DALLAS — Coach Rick Carlisle needed only two words to sum up his first impression of Nerlens Noel: “Good trade.”

It was indeed a dandy Dallas Mavericks debut for the young big man, from the warm welcome Noel received from the home crowd to the steal and dagger dunk he threw down in the final minute of the 96-83 victory Saturday night over the New Orleans Pelicans.

Noel put up pretty nice numbers in 30 minutes off the bench, scoring nine points and grabbing 10 rebounds. But it’s not as simple as scanning the line in the box score to understand his impact. The Mavs see him as a young version of 2011 champion Tyson Chandler, an energizing, high-rising center whose value is much more about defensive disruption and offensive spacing than traditional statistics.

“They do it with speed, with athleticism, with length, with good hands on defense,” Dirk Nowitzki said. “I can definitely see some of the same stuff.”

Noel never got the opportunity to fully tap into his potential during a frustrating nearly four years in Philadelphia. He struggled with injuries and got stuck in a big-man logjam with the 76ers, which is why he described himself as “ecstatic” to learn that he was being dealt with Dallas, which pounced on the chance to trade for a 22-year-old lottery pick at a bargain price.

“Oh man, I think it’s a very fresh start,” Noel said. “Probably was needed.”

The same can be said for his new team. Dallas has been in desperate need of young potential foundation pieces for years. They’ve got at least a pair now, with Noel joining 24-year-old Harrison Barnes.

Barnes, a role player in Golden State, has blossomed since given the opportunity to be a go-to guy with the Mavs. Noel’s scoring average will probably not similarly soar with the Mavs, but it doesn’t have to for him to make a major impact for the foreseeable future.

Noel’s ability to roll hard to the rim and finish represents a critical element that the Mavs’ offense has mostly lacked for the last few years. It’s not a coincidence that Nowitzki had such an efficient offensive night against the Pelicans, scoring 18 points on 8-of-12 shooting. A few of those buckets came on wide-open looks, with Nowitzki doing nothing but spotting up on the weak side, benefiting from his man being sucked into the lane by Noel diving to the rim.

“He had an impact on offense even in situations where he wasn’t touching the ball,” Carlisle said.

“We’re all going to have to learn how to throw lob passes,” Barnes said with a smile.

There will be plenty of nights that Noel, who has a rare combination of hops and hands, gets multiple blocks and steals. This wasn’t one of them, but his defensive activity made a major difference regardless. The Pelicans, who feature All-Star bigs Anthony Davis and DeMarcus Cousins, were pathetic offensively (82.2 points per 100 possessions) when Noel was on the floor.

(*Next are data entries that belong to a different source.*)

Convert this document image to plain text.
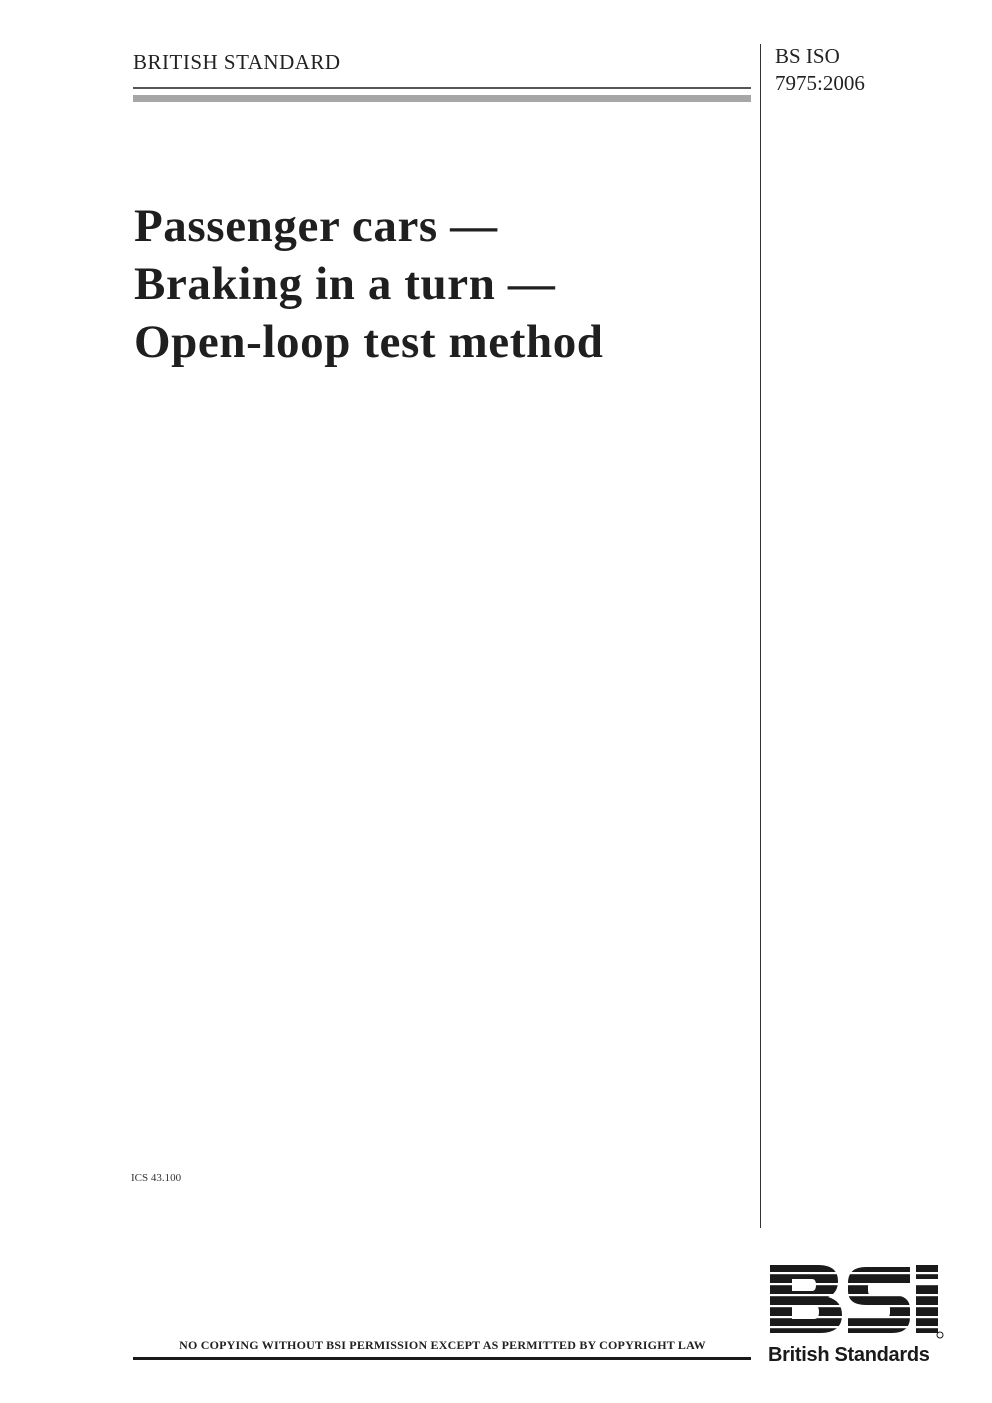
BRITISH STANDARD	BS ISO
7975:2006
Passenger cars —
Braking in a turn —
Open-loop test method
ICS 43.100
NO COPYING WITHOUT BSI PERMISSION EXCEPT AS PERMITTED BY COPYRIGHT LAW	British Standards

Check out the team site for more game coverage

Check out the team site for more game coverage

Noel still hasn’t had a practice with the Mavs, prepping for his Dallas debut by meeting with coaches Saturday morning and afternoon, but he knows exactly how he can help this team. Like any young player, he wants to develop his skills and expand his game, but Noel understands the value of being a simple, springy, screen-and-roll threat on offense and a dominant, versatile defender.

How exactly Noel fits in the Mavs’ rotation for the rest of the season remains to be determined. That’s a somewhat complicated situation, considering that the Mavs have had the most success this season with their 38-year-old legend starting at center. Carlisle said he doesn’t consider Nowitzki coming off the bench to be “a good option,” and considers Barnes’ natural position to be power forward.

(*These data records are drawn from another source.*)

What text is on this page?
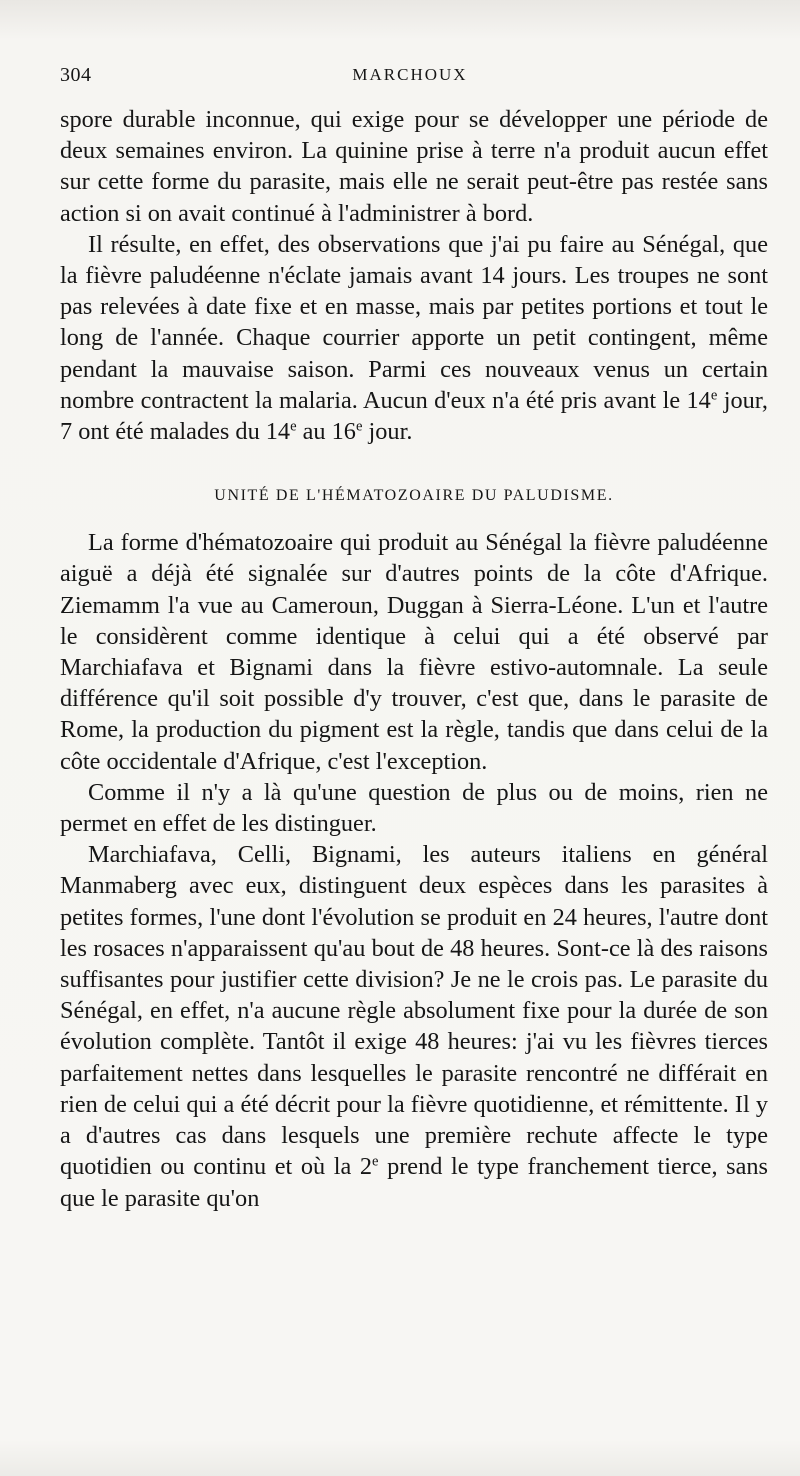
304	MARCHOUX

spore durable inconnue, qui exige pour se développer une période de deux semaines environ. La quinine prise à terre n'a produit aucun effet sur cette forme du parasite, mais elle ne serait peut-être pas restée sans action si on avait continué à l'administrer à bord.

Il résulte, en effet, des observations que j'ai pu faire au Sénégal, que la fièvre paludéenne n'éclate jamais avant 14 jours. Les troupes ne sont pas relevées à date fixe et en masse, mais par petites portions et tout le long de l'année. Chaque courrier apporte un petit contingent, même pendant la mauvaise saison. Parmi ces nouveaux venus un certain nombre contractent la malaria. Aucun d'eux n'a été pris avant le 14e jour, 7 ont été malades du 14e au 16e jour.

UNITÉ DE L'HÉMATOZOAIRE DU PALUDISME.

La forme d'hématozoaire qui produit au Sénégal la fièvre paludéenne aiguë a déjà été signalée sur d'autres points de la côte d'Afrique. Ziemamm l'a vue au Cameroun, Duggan à Sierra-Léone. L'un et l'autre le considèrent comme identique à celui qui a été observé par Marchiafava et Bignami dans la fièvre estivo-automnale. La seule différence qu'il soit possible d'y trouver, c'est que, dans le parasite de Rome, la production du pigment est la règle, tandis que dans celui de la côte occidentale d'Afrique, c'est l'exception.

Comme il n'y a là qu'une question de plus ou de moins, rien ne permet en effet de les distinguer.

Marchiafava, Celli, Bignami, les auteurs italiens en général Manmaberg avec eux, distinguent deux espèces dans les parasites à petites formes, l'une dont l'évolution se produit en 24 heures, l'autre dont les rosaces n'apparaissent qu'au bout de 48 heures. Sont-ce là des raisons suffisantes pour justifier cette division? Je ne le crois pas. Le parasite du Sénégal, en effet, n'a aucune règle absolument fixe pour la durée de son évolution complète. Tantôt il exige 48 heures: j'ai vu les fièvres tierces parfaitement nettes dans lesquelles le parasite rencontré ne différait en rien de celui qui a été décrit pour la fièvre quotidienne, et rémittente. Il y a d'autres cas dans lesquels une première rechute affecte le type quotidien ou continu et où la 2e prend le type franchement tierce, sans que le parasite qu'on
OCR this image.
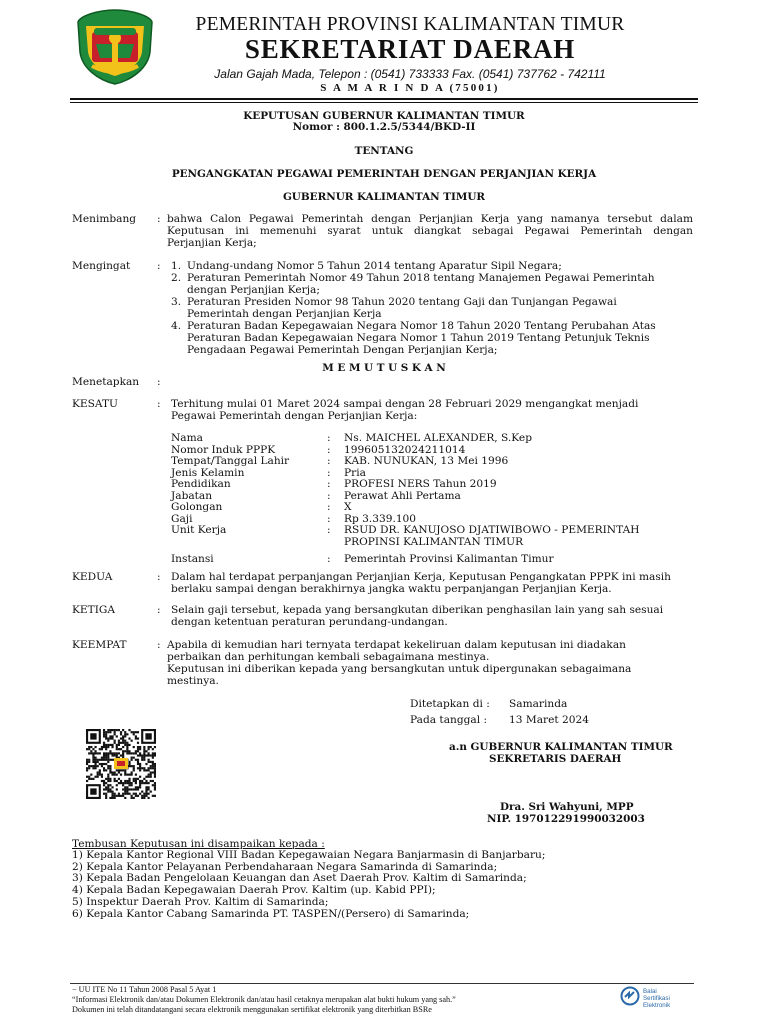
PEMERINTAH PROVINSI KALIMANTAN TIMUR
SEKRETARIAT DAERAH
Jalan Gajah Mada, Telepon : (0541) 733333 Fax. (0541) 737762 - 742111
S A M A R I N D A (75001)
KEPUTUSAN GUBERNUR KALIMANTAN TIMUR
Nomor : 800.1.2.5/5344/BKD-II
TENTANG
PENGANGKATAN PEGAWAI PEMERINTAH DENGAN PERJANJIAN KERJA
GUBERNUR KALIMANTAN TIMUR
Menimbang : bahwa Calon Pegawai Pemerintah dengan Perjanjian Kerja yang namanya tersebut dalam
Keputusan ini memenuhi syarat untuk diangkat sebagai Pegawai Pemerintah dengan
Perjanjian Kerja;
Mengingat	: 1. Undang-undang Nomor 5 Tahun 2014 tentang Aparatur Sipil Negara;
2. Peraturan Pemerintah Nomor 49 Tahun 2018 tentang Manajemen Pegawai Pemerintah
dengan Perjanjian Kerja;
3. Peraturan Presiden Nomor 98 Tahun 2020 tentang Gaji dan Tunjangan Pegawai
Pemerintah dengan Perjanjian Kerja
4. Peraturan Badan Kepegawaian Negara Nomor 18 Tahun 2020 Tentang Perubahan Atas
Peraturan Badan Kepegawaian Negara Nomor 1 Tahun 2019 Tentang Petunjuk Teknis
Pengadaan Pegawai Pemerintah Dengan Perjanjian Kerja;
M E M U T U S K A N
Menetapkan :
KESATU	: Terhitung mulai 01 Maret 2024 sampai dengan 28 Februari 2029 mengangkat menjadi
Pegawai Pemerintah dengan Perjanjian Kerja:
Nama	:	Ns. MAICHEL ALEXANDER, S.Kep
Nomor Induk PPPK	:	199605132024211014
Tempat/Tanggal Lahir	:	KAB. NUNUKAN, 13 Mei 1996
Jenis Kelamin	:	Pria
Pendidikan	:	PROFESI NERS Tahun 2019
Jabatan	:	Perawat Ahli Pertama
Golongan	:	X
Gaji	:	Rp 3.339.100
Unit Kerja	:	RSUD DR. KANUJOSO DJATIWIBOWO - PEMERINTAH
PROPINSI KALIMANTAN TIMUR

Instansi	:	Pemerintah Provinsi Kalimantan Timur
KEDUA	: Dalam hal terdapat perpanjangan Perjanjian Kerja, Keputusan Pengangkatan PPPK ini masih
berlaku sampai dengan berakhirnya jangka waktu perpanjangan Perjanjian Kerja.
KETIGA	: Selain gaji tersebut, kepada yang bersangkutan diberikan penghasilan lain yang sah sesuai
dengan ketentuan peraturan perundang-undangan.
KEEMPAT	: Apabila di kemudian hari ternyata terdapat kekeliruan dalam keputusan ini diadakan
perbaikan dan perhitungan kembali sebagaimana mestinya.
Keputusan ini diberikan kepada yang bersangkutan untuk dipergunakan sebagaimana
mestinya.
Ditetapkan di : Samarinda
Pada tanggal : 13 Maret 2024
a.n GUBERNUR KALIMANTAN TIMUR
SEKRETARIS DAERAH
Dra. Sri Wahyuni, MPP
NIP. 197012291990032003
Tembusan Keputusan ini disampaikan kepada :
1) Kepala Kantor Regional VIII Badan Kepegawaian Negara Banjarmasin di Banjarbaru;
2) Kepala Kantor Pelayanan Perbendaharaan Negara Samarinda di Samarinda;
3) Kepala Badan Pengelolaan Keuangan dan Aset Daerah Prov. Kaltim di Samarinda;
4) Kepala Badan Kepegawaian Daerah Prov. Kaltim (up. Kabid PPI);
5) Inspektur Daerah Prov. Kaltim di Samarinda;
6) Kepala Kantor Cabang Samarinda PT. TASPEN/(Persero) di Samarinda;
− UU ITE No 11 Tahun 2008 Pasal 5 Ayat 1
“Informasi Elektronik dan/atau Dokumen Elektronik dan/atau hasil cetaknya merupakan alat bukti hukum yang sah.”
Dokumen ini telah ditandatangani secara elektronik menggunakan sertifikat elektronik yang diterbitkan BSRe
Balai
Sertifikasi
Elektronik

“Noel’s going to be the starting center here,” Carlisle said, but he’s talking about the future, not necessarily the rest of this season. “I do think he’ll get some starts this year. I just can’t tell you when or how frequently or exactly how it’s going to go. That’s the truth.”

It’s not an issue that Noel is losing any sleep over, particularly not after averaging less than 20 minutes per game behind Joel Embiid in Philadelphia this season.

“I’m a competitive person, but I’m an understanding person,” Noel said. “I understand the situation. It’s nothing but, what can I do to help the team?”

What can Noel do to help? He displayed a lot of ways to do that in his Dallas debut.